Yin Linlin, Maddison Lisette A, Li Mingyu, Kara Nergis, LaFave Matthew C, Varshney Gaurav K, Burgess Shawn M, Patton James G, Chen Wenbiao

机构信息

Department of Molecular Physiology and Biophysics, Vanderbilt University School of Medicine, Nashville, Tennessee 37232.

Department of Biological Science, Vanderbilt University, Nashville, Tennessee 37240.

出版信息

Genetics. 2015 Jun;200(2):431-41. doi: 10.1534/genetics.115.176917. Epub 2015 Apr 8.

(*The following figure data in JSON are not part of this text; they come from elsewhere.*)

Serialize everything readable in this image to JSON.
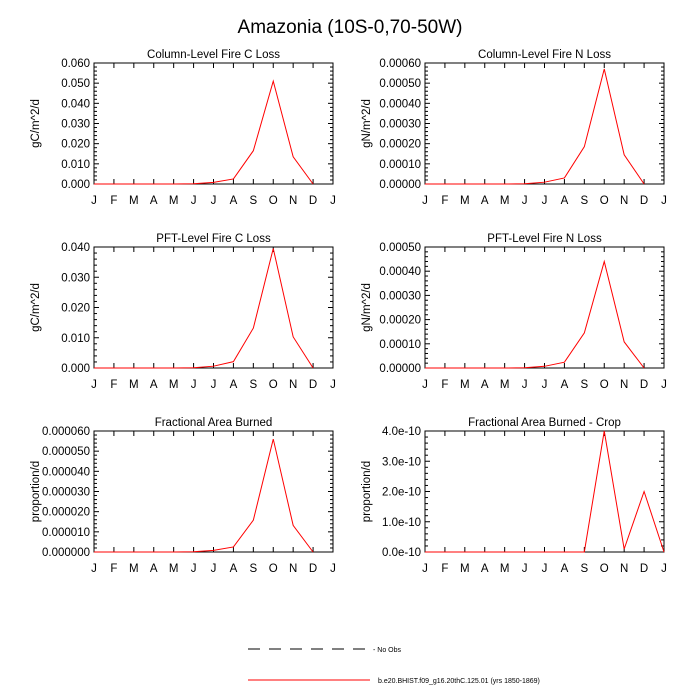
{
  "figure_title": "Amazonia (10S-0,70-50W)",
  "legend": {
    "obs_label": "- No Obs",
    "model_label": "b.e20.BHIST.f09_g16.20thC.125.01 (yrs 1850-1869)",
    "model_color": "#ff0000",
    "obs_color": "#000000"
  },
  "chart_data": [
    {
      "type": "line",
      "title": "Column-Level Fire C Loss",
      "ylabel": "gC/m^2/d",
      "x": [
        1,
        2,
        3,
        4,
        5,
        6,
        7,
        8,
        9,
        10,
        11,
        12
      ],
      "xticks": [
        "J",
        "F",
        "M",
        "A",
        "M",
        "J",
        "J",
        "A",
        "S",
        "O",
        "N",
        "D",
        "J"
      ],
      "ylim": [
        0,
        0.06
      ],
      "yticks": [
        0,
        0.01,
        0.02,
        0.03,
        0.04,
        0.05,
        0.06
      ],
      "ytick_labels": [
        "0.000",
        "0.010",
        "0.020",
        "0.030",
        "0.040",
        "0.050",
        "0.060"
      ],
      "series": [
        {
          "values": [
            0,
            0,
            0,
            0,
            0,
            0.0001,
            0.0008,
            0.0025,
            0.0165,
            0.051,
            0.0135,
            0
          ]
        }
      ]
    },
    {
      "type": "line",
      "title": "Column-Level Fire N Loss",
      "ylabel": "gN/m^2/d",
      "x": [
        1,
        2,
        3,
        4,
        5,
        6,
        7,
        8,
        9,
        10,
        11,
        12
      ],
      "xticks": [
        "J",
        "F",
        "M",
        "A",
        "M",
        "J",
        "J",
        "A",
        "S",
        "O",
        "N",
        "D",
        "J"
      ],
      "ylim": [
        0,
        0.0006
      ],
      "yticks": [
        0,
        0.0001,
        0.0002,
        0.0003,
        0.0004,
        0.0005,
        0.0006
      ],
      "ytick_labels": [
        "0.00000",
        "0.00010",
        "0.00020",
        "0.00030",
        "0.00040",
        "0.00050",
        "0.00060"
      ],
      "series": [
        {
          "values": [
            0,
            0,
            0,
            0,
            0,
            1e-06,
            9e-06,
            3e-05,
            0.000185,
            0.00057,
            0.000145,
            0
          ]
        }
      ]
    },
    {
      "type": "line",
      "title": "PFT-Level Fire C Loss",
      "ylabel": "gC/m^2/d",
      "x": [
        1,
        2,
        3,
        4,
        5,
        6,
        7,
        8,
        9,
        10,
        11,
        12
      ],
      "xticks": [
        "J",
        "F",
        "M",
        "A",
        "M",
        "J",
        "J",
        "A",
        "S",
        "O",
        "N",
        "D",
        "J"
      ],
      "ylim": [
        0,
        0.04
      ],
      "yticks": [
        0,
        0.01,
        0.02,
        0.03,
        0.04
      ],
      "ytick_labels": [
        "0.000",
        "0.010",
        "0.020",
        "0.030",
        "0.040"
      ],
      "series": [
        {
          "values": [
            0,
            0,
            0,
            0,
            0,
            0.0001,
            0.0006,
            0.0021,
            0.0132,
            0.0395,
            0.0103,
            0
          ]
        }
      ]
    },
    {
      "type": "line",
      "title": "PFT-Level Fire N Loss",
      "ylabel": "gN/m^2/d",
      "x": [
        1,
        2,
        3,
        4,
        5,
        6,
        7,
        8,
        9,
        10,
        11,
        12
      ],
      "xticks": [
        "J",
        "F",
        "M",
        "A",
        "M",
        "J",
        "J",
        "A",
        "S",
        "O",
        "N",
        "D",
        "J"
      ],
      "ylim": [
        0,
        0.0005
      ],
      "yticks": [
        0,
        0.0001,
        0.0002,
        0.0003,
        0.0004,
        0.0005
      ],
      "ytick_labels": [
        "0.00000",
        "0.00010",
        "0.00020",
        "0.00030",
        "0.00040",
        "0.00050"
      ],
      "series": [
        {
          "values": [
            0,
            0,
            0,
            0,
            0,
            1e-06,
            7e-06,
            2.4e-05,
            0.000145,
            0.00044,
            0.000108,
            0
          ]
        }
      ]
    },
    {
      "type": "line",
      "title": "Fractional Area Burned",
      "ylabel": "proportion/d",
      "x": [
        1,
        2,
        3,
        4,
        5,
        6,
        7,
        8,
        9,
        10,
        11,
        12
      ],
      "xticks": [
        "J",
        "F",
        "M",
        "A",
        "M",
        "J",
        "J",
        "A",
        "S",
        "O",
        "N",
        "D",
        "J"
      ],
      "ylim": [
        0,
        6e-05
      ],
      "yticks": [
        0,
        1e-05,
        2e-05,
        3e-05,
        4e-05,
        5e-05,
        6e-05
      ],
      "ytick_labels": [
        "0.000000",
        "0.000010",
        "0.000020",
        "0.000030",
        "0.000040",
        "0.000050",
        "0.000060"
      ],
      "series": [
        {
          "values": [
            0,
            0,
            0,
            0,
            0,
            1e-07,
            8e-07,
            2.5e-06,
            1.58e-05,
            5.6e-05,
            1.32e-05,
            0
          ]
        }
      ]
    },
    {
      "type": "line",
      "title": "Fractional Area Burned - Crop",
      "ylabel": "proportion/d",
      "x": [
        1,
        2,
        3,
        4,
        5,
        6,
        7,
        8,
        9,
        10,
        11,
        12,
        13
      ],
      "xticks": [
        "J",
        "F",
        "M",
        "A",
        "M",
        "J",
        "J",
        "A",
        "S",
        "O",
        "N",
        "D",
        "J"
      ],
      "ylim": [
        0,
        4e-10
      ],
      "yticks": [
        0,
        1e-10,
        2e-10,
        3e-10,
        4e-10
      ],
      "ytick_labels": [
        "0.0e-10",
        "1.0e-10",
        "2.0e-10",
        "3.0e-10",
        "4.0e-10"
      ],
      "series": [
        {
          "values": [
            0,
            0,
            0,
            0,
            0,
            0,
            0,
            0,
            0,
            4e-10,
            1e-11,
            2e-10,
            0
          ]
        }
      ]
    }
  ]
}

DOI:10.1534/genetics.115.176917
PMID:25855067
原文链接:https://pmc.ncbi.nlm.nih.gov/articles/PMC4492370/
Abstract

Determining the mechanism of gene function is greatly enhanced using conditional mutagenesis. However, generating engineered conditional alleles is inefficient and has only been widely used in mice. Importantly, multiplex conditional mutagenesis requires extensive breeding. Here we demonstrate a system for one-generation multiplex conditional mutagenesis in zebrafish (Danio rerio) using transgenic expression of both cas9 and multiple single guide RNAs (sgRNAs). We describe five distinct zebrafish U6 promoters for sgRNA expression and demonstrate efficient multiplex biallelic inactivation of tyrosinase and insulin receptor a and b, resulting in defects in pigmentation and glucose homeostasis. Furthermore, we demonstrate temporal and tissue-specific mutagenesis using transgenic expression of Cas9. Heat-shock-inducible expression of cas9 allows temporal control of tyr mutagenesis. Liver-specific expression of cas9 disrupts insulin receptor a and b, causing fasting hypoglycemia and postprandial hyperglycemia. We also show that delivery of sgRNAs targeting ascl1a into the eye leads to impaired damage-induced photoreceptor regeneration. Our findings suggest that CRISPR/Cas9-based conditional mutagenesis in zebrafish is not only feasible but rapid and straightforward.

摘要

利用条件性诱变可极大地促进基因功能机制的确定。然而,构建工程化条件性等位基因效率低下,且仅在小鼠中得到广泛应用。重要的是,多重条件性诱变需要大量的繁育工作。在此,我们展示了一种在斑马鱼(Danio rerio)中实现一代多重条件性诱变的系统,该系统利用了cas9和多个单向导RNA(sgRNA)的转基因表达。我们描述了用于sgRNA表达的5种不同的斑马鱼U6启动子,并证明了酪氨酸酶、胰岛素受体a和b的高效多重双等位基因失活,导致色素沉着和葡萄糖稳态方面的缺陷。此外,我们利用Cas9的转基因表达证明了时间和组织特异性诱变。cas9的热休克诱导表达可实现对tyr诱变的时间控制。cas9的肝脏特异性表达会破坏胰岛素受体a和b,导致空腹低血糖和餐后高血糖。我们还表明,将靶向ascl1a的sgRNA导入眼睛会导致损伤诱导的光感受器再生受损。我们的研究结果表明,基于CRISPR/Cas9的斑马鱼条件性诱变不仅可行,而且快速简便。